Bad Lieutenant: Port of Call, New Orleans van Werner Herzog. Een titel die al suggereert dat we te doen hebben met een variatie of vervolg op dan wel remake van een eerdere ‘Bad Lieutenant’, en dat is juist. Die oorspronkelijke Bad Lieutenant stamt uit 1992 en werd gemaakt door de Amerikaanse regisseur Abel Ferrara, die overigens des duivels was, niet alleen over het feit dat hij voor de rechten van zijn cultklassieker slechts een miezerige 20.000 dollar ontving, maar ook over wat Herzog met het gegeven van zijn film heeft gedaan. Daar kan ik mij iets bij voorstellen. Ferrara’s Bad Lieutenant was een meesterlijke, geen gevangenen nemende studie in ontaarding, desintegratie, en verlossing-door-zelfdestructie, verbeeld aan de hand van de hellegang van een corrupte New Yorkse politieman. Corrupt, niet alleen in de zin van omkoopbaar – dat was hij beslist óók - maar vooral in morele en psychologische en zelfs religieuze zin, ‘bad’ als tegendeel van ‘good’, ‘bad’ als in ‘Sin City’. Hij drinkt, hij spuit en hij slikt en hij gokt, en dat laatste op zo’n manier dat zijn schulden, of eigenlijk zijn Schuld-met-een-hoofdletter daarbij zo hoog oploopt, dat hij die alleen nog maar met zijn leven zal kunnen inlossen. En dan ontdekt hij tijdens het onderzoek naar de brute verkrachting van een non op het altaar van een kerk dat er zoiets als vergeving bestaat - de non weigert haar jonge verkrachters aan te geven - vergeving en verlossing door vergeving, alleen niet meer voor hem, en zien we hem kermend als een gewond dier op handen en voeten door het middenpad van de kerk in de richting kruipen van een visioen van een zwijgend voor ons lijdende Jezus, wiens doorboorde voeten hij wil kussen. Een rol die in Ferrara’s film verpletterend en schaamteloos levensecht vertolkt werd door Harvey Keitel, die daarmee de uiterste consequentie trok uit een personage dat hij eigenlijk al zijn hele acterende leven had gespeeld: vanaf zijn rol in Scorsese’s debuutfilm Who’s That Knocking, via Mean Streets tot aan Reservoir Dogs van Tarantino, een personage waarvan de ziel getekend is door een extreem schuld-en-boete complex. Zoals het in Mean Streets heet: ‘Omdat we vlees zijn, zijn we zondig; dat we ook geest zijn is onze straf.’

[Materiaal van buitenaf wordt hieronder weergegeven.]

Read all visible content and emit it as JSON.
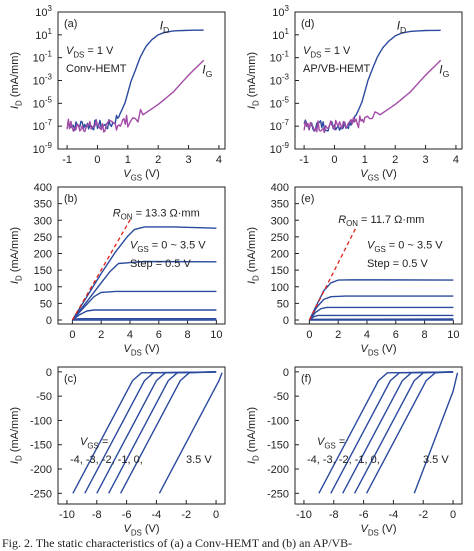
{
  "caption": "Fig. 2. The static characteristics of (a) a Conv-HEMT and (b) an AP/VB-",
  "colors": {
    "id_curve": "#2a4a9e",
    "ig_curve": "#a24aa6",
    "ron_line": "#e2231a",
    "axis": "#222222"
  },
  "chart_data": [
    {
      "panel": "(a)",
      "type": "line",
      "ylabel": "ID (mA/mm)",
      "xlabel": "VGS (V)",
      "yscale": "log",
      "xlim": [
        -1.3,
        4.2
      ],
      "ylim": [
        1e-09,
        1000
      ],
      "xticks": [
        -1,
        0,
        1,
        2,
        3,
        4
      ],
      "yticks": [
        1e-09,
        1e-07,
        1e-05,
        0.001,
        0.1,
        10,
        1000
      ],
      "ytick_labels": [
        [
          "10",
          "-9"
        ],
        [
          "10",
          "-7"
        ],
        [
          "10",
          "-5"
        ],
        [
          "10",
          "-3"
        ],
        [
          "10",
          "-1"
        ],
        [
          "10",
          "1"
        ],
        [
          "10",
          "3"
        ]
      ],
      "annotations": {
        "condition": "VDS = 1 V",
        "device": "Conv-HEMT"
      },
      "series": [
        {
          "name": "ID",
          "color_key": "id_curve",
          "x": [
            -1,
            -0.75,
            -0.5,
            -0.25,
            0,
            0.25,
            0.5,
            0.75,
            0.9,
            1.0,
            1.1,
            1.25,
            1.4,
            1.6,
            1.8,
            2.0,
            2.2,
            2.5,
            3.0,
            3.5
          ],
          "y": [
            2e-07,
            1e-07,
            1.6e-07,
            1.1e-07,
            1.4e-07,
            1e-07,
            1.8e-07,
            1.3e-06,
            1e-05,
            8e-05,
            0.0008,
            0.008,
            0.1,
            1,
            4,
            10,
            16,
            22,
            25,
            26
          ]
        },
        {
          "name": "IG",
          "color_key": "ig_curve",
          "x": [
            -1,
            -0.75,
            -0.5,
            -0.25,
            0,
            0.25,
            0.5,
            0.75,
            1.0,
            1.5,
            2.0,
            2.5,
            3.0,
            3.5
          ],
          "y": [
            1.6e-07,
            6e-08,
            1.2e-07,
            8e-08,
            1.4e-07,
            7e-08,
            1.2e-07,
            2e-07,
            3e-07,
            1e-06,
            8e-06,
            0.0001,
            0.003,
            0.06
          ]
        }
      ]
    },
    {
      "panel": "(d)",
      "type": "line",
      "ylabel": "ID (mA/mm)",
      "xlabel": "VGS (V)",
      "yscale": "log",
      "xlim": [
        -1.3,
        4.2
      ],
      "ylim": [
        1e-09,
        1000
      ],
      "xticks": [
        -1,
        0,
        1,
        2,
        3,
        4
      ],
      "yticks": [
        1e-09,
        1e-07,
        1e-05,
        0.001,
        0.1,
        10,
        1000
      ],
      "ytick_labels": [
        [
          "10",
          "-9"
        ],
        [
          "10",
          "-7"
        ],
        [
          "10",
          "-5"
        ],
        [
          "10",
          "-3"
        ],
        [
          "10",
          "-1"
        ],
        [
          "10",
          "1"
        ],
        [
          "10",
          "3"
        ]
      ],
      "annotations": {
        "condition": "VDS = 1 V",
        "device": "AP/VB-HEMT"
      },
      "series": [
        {
          "name": "ID",
          "color_key": "id_curve",
          "x": [
            -1,
            -0.75,
            -0.5,
            -0.25,
            0,
            0.25,
            0.5,
            0.75,
            0.9,
            1.0,
            1.1,
            1.25,
            1.4,
            1.6,
            1.8,
            2.0,
            2.2,
            2.5,
            3.0,
            3.5
          ],
          "y": [
            1.8e-07,
            8e-08,
            1.5e-07,
            1e-07,
            1.3e-07,
            1e-07,
            2e-07,
            1.5e-06,
            1.2e-05,
            0.0001,
            0.001,
            0.01,
            0.1,
            0.8,
            3,
            8,
            14,
            20,
            24,
            25
          ]
        },
        {
          "name": "IG",
          "color_key": "ig_curve",
          "x": [
            -1,
            -0.75,
            -0.5,
            -0.25,
            0,
            0.25,
            0.5,
            0.75,
            1.0,
            1.5,
            2.0,
            2.5,
            3.0,
            3.5
          ],
          "y": [
            1.5e-07,
            6e-08,
            1.2e-07,
            8e-08,
            1.3e-07,
            7e-08,
            1.2e-07,
            2e-07,
            3e-07,
            1e-06,
            8e-06,
            0.0001,
            0.003,
            0.06
          ]
        }
      ]
    },
    {
      "panel": "(b)",
      "type": "line",
      "ylabel": "ID (mA/mm)",
      "xlabel": "VDS (V)",
      "xlim": [
        -1,
        10.6
      ],
      "ylim": [
        -12,
        400
      ],
      "xticks": [
        0,
        2,
        4,
        6,
        8,
        10
      ],
      "yticks": [
        0,
        50,
        100,
        150,
        200,
        250,
        300,
        350,
        400
      ],
      "annotations": {
        "ron": "RON = 13.3 Ω·mm",
        "vgs_range": "VGS = 0 ~ 3.5 V",
        "step": "Step = 0.5 V"
      },
      "ron_line": {
        "x": [
          0,
          4.1
        ],
        "y": [
          0,
          308
        ]
      },
      "curves": [
        {
          "vgs": 3.5,
          "x": [
            0,
            1,
            2,
            3,
            3.8,
            4.3,
            5,
            7,
            10
          ],
          "y": [
            0,
            70,
            140,
            205,
            250,
            272,
            280,
            280,
            276
          ]
        },
        {
          "vgs": 3.0,
          "x": [
            0,
            1,
            2,
            2.6,
            3.2,
            5,
            10
          ],
          "y": [
            0,
            55,
            112,
            145,
            170,
            176,
            175
          ]
        },
        {
          "vgs": 2.5,
          "x": [
            0,
            0.8,
            1.5,
            2.0,
            3,
            10
          ],
          "y": [
            0,
            38,
            70,
            83,
            86,
            86
          ]
        },
        {
          "vgs": 2.0,
          "x": [
            0,
            0.5,
            1.0,
            1.5,
            10
          ],
          "y": [
            0,
            16,
            27,
            30,
            30
          ]
        },
        {
          "vgs": 1.5,
          "x": [
            0,
            0.3,
            0.6,
            10
          ],
          "y": [
            0,
            3,
            4,
            4
          ]
        },
        {
          "vgs": 1.0,
          "x": [
            0,
            10
          ],
          "y": [
            0,
            0
          ]
        }
      ]
    },
    {
      "panel": "(e)",
      "type": "line",
      "ylabel": "ID (mA/mm)",
      "xlabel": "VDS (V)",
      "xlim": [
        -1,
        10.6
      ],
      "ylim": [
        -12,
        400
      ],
      "xticks": [
        0,
        2,
        4,
        6,
        8,
        10
      ],
      "yticks": [
        0,
        50,
        100,
        150,
        200,
        250,
        300,
        350,
        400
      ],
      "annotations": {
        "ron": "RON = 11.7 Ω·mm",
        "vgs_range": "VGS = 0 ~ 3.5 V",
        "step": "Step = 0.5 V"
      },
      "ron_line": {
        "x": [
          0,
          3.2
        ],
        "y": [
          0,
          275
        ]
      },
      "curves": [
        {
          "vgs": 3.5,
          "x": [
            0,
            0.5,
            1.0,
            1.5,
            2.0,
            3,
            10
          ],
          "y": [
            0,
            45,
            88,
            112,
            120,
            121,
            120
          ]
        },
        {
          "vgs": 3.0,
          "x": [
            0,
            0.5,
            1.0,
            1.5,
            2.5,
            10
          ],
          "y": [
            0,
            38,
            62,
            70,
            72,
            72
          ]
        },
        {
          "vgs": 2.5,
          "x": [
            0,
            0.4,
            0.8,
            1.2,
            10
          ],
          "y": [
            0,
            22,
            34,
            38,
            38
          ]
        },
        {
          "vgs": 2.0,
          "x": [
            0,
            0.3,
            0.6,
            10
          ],
          "y": [
            0,
            10,
            14,
            14
          ]
        },
        {
          "vgs": 1.5,
          "x": [
            0,
            0.2,
            10
          ],
          "y": [
            0,
            2,
            3
          ]
        },
        {
          "vgs": 1.0,
          "x": [
            0,
            10
          ],
          "y": [
            0,
            0
          ]
        }
      ]
    },
    {
      "panel": "(c)",
      "type": "line",
      "ylabel": "ID (mA/mm)",
      "xlabel": "VDS (V)",
      "xlim": [
        -10.6,
        0.6
      ],
      "ylim": [
        -272,
        10
      ],
      "xticks": [
        -10,
        -8,
        -6,
        -4,
        -2,
        0
      ],
      "yticks": [
        -250,
        -200,
        -150,
        -100,
        -50,
        0
      ],
      "annotations": {
        "vgs_label": "VGS =",
        "vgs_values": "-4, -3, -2, -1, 0,",
        "vgs_last": "3.5 V"
      },
      "curves": [
        {
          "vgs": -4,
          "x": [
            -9.6,
            -5.6,
            -5.0,
            0
          ],
          "y": [
            -250,
            -18,
            -2,
            0
          ]
        },
        {
          "vgs": -3,
          "x": [
            -8.8,
            -4.8,
            -4.2,
            0
          ],
          "y": [
            -250,
            -18,
            -2,
            0
          ]
        },
        {
          "vgs": -2,
          "x": [
            -8.0,
            -4.0,
            -3.4,
            0
          ],
          "y": [
            -250,
            -18,
            -2,
            0
          ]
        },
        {
          "vgs": -1,
          "x": [
            -7.2,
            -3.2,
            -2.6,
            0
          ],
          "y": [
            -250,
            -18,
            -2,
            0
          ]
        },
        {
          "vgs": 0,
          "x": [
            -6.4,
            -2.4,
            -1.8,
            0
          ],
          "y": [
            -250,
            -18,
            -2,
            0
          ]
        },
        {
          "vgs": 3.5,
          "x": [
            -3.8,
            0.2,
            0.4
          ],
          "y": [
            -250,
            -18,
            -2
          ]
        }
      ]
    },
    {
      "panel": "(f)",
      "type": "line",
      "ylabel": "ID (mA/mm)",
      "xlabel": "VDS (V)",
      "xlim": [
        -10.6,
        0.6
      ],
      "ylim": [
        -272,
        10
      ],
      "xticks": [
        -10,
        -8,
        -6,
        -4,
        -2,
        0
      ],
      "yticks": [
        -250,
        -200,
        -150,
        -100,
        -50,
        0
      ],
      "annotations": {
        "vgs_label": "VGS =",
        "vgs_values": "-4, -3, -2, -1, 0,",
        "vgs_last": "3.5 V"
      },
      "curves": [
        {
          "vgs": -4,
          "x": [
            -9.0,
            -5.0,
            -4.4,
            0
          ],
          "y": [
            -250,
            -18,
            -2,
            0
          ]
        },
        {
          "vgs": -3,
          "x": [
            -8.2,
            -4.2,
            -3.6,
            0
          ],
          "y": [
            -250,
            -18,
            -2,
            0
          ]
        },
        {
          "vgs": -2,
          "x": [
            -7.4,
            -3.4,
            -2.8,
            0
          ],
          "y": [
            -250,
            -18,
            -2,
            0
          ]
        },
        {
          "vgs": -1,
          "x": [
            -6.6,
            -2.6,
            -2.0,
            0
          ],
          "y": [
            -250,
            -18,
            -2,
            0
          ]
        },
        {
          "vgs": 0,
          "x": [
            -5.8,
            -1.8,
            -1.2,
            0
          ],
          "y": [
            -250,
            -18,
            -2,
            0
          ]
        },
        {
          "vgs": 3.5,
          "x": [
            -2.6,
            0.0,
            0.3
          ],
          "y": [
            -250,
            -40,
            -2
          ]
        }
      ]
    }
  ]
}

Het is overigens deze film geweest – en dan vooral het beeld van de kermend richting Christus kruipende Keitel – die voor schrijver Willem Jan Otten het laatste zetje betekende om zich ook daadwerkelijk te bekeren tot het katholicisme, zoals hij dat heeft beschreven in zijn boek Waarom komt U ons hinderen? Hij vergeleek zijn situatie van daarvóór met het naar Bad Lieutenant kijken zonder die christelijke strekking serieus te nemen, met het luisteren naar Bach zonder op de woorden van het evangelie te letten, en met het jarenlang op de duikplank staan zonder te springen, terwijl je weet dat springen noodzakelijk is om datgene te krijgen wat je het hardste nodig hebt. Uit schaamte, uit angst om uitgelachen te worden, om het verwijt te krijgen niet rationeel bezig te zijn, had hij, schreef hij, zijn geloof verdrongen, terwijl hij ‘wist dat ik naar Christus toe moest, dat ik op mijn kniëen moest, maar ik deed het niet. Ik moest leren dat er om Hem gekermd moest worden in het Middenpad van de kerk’.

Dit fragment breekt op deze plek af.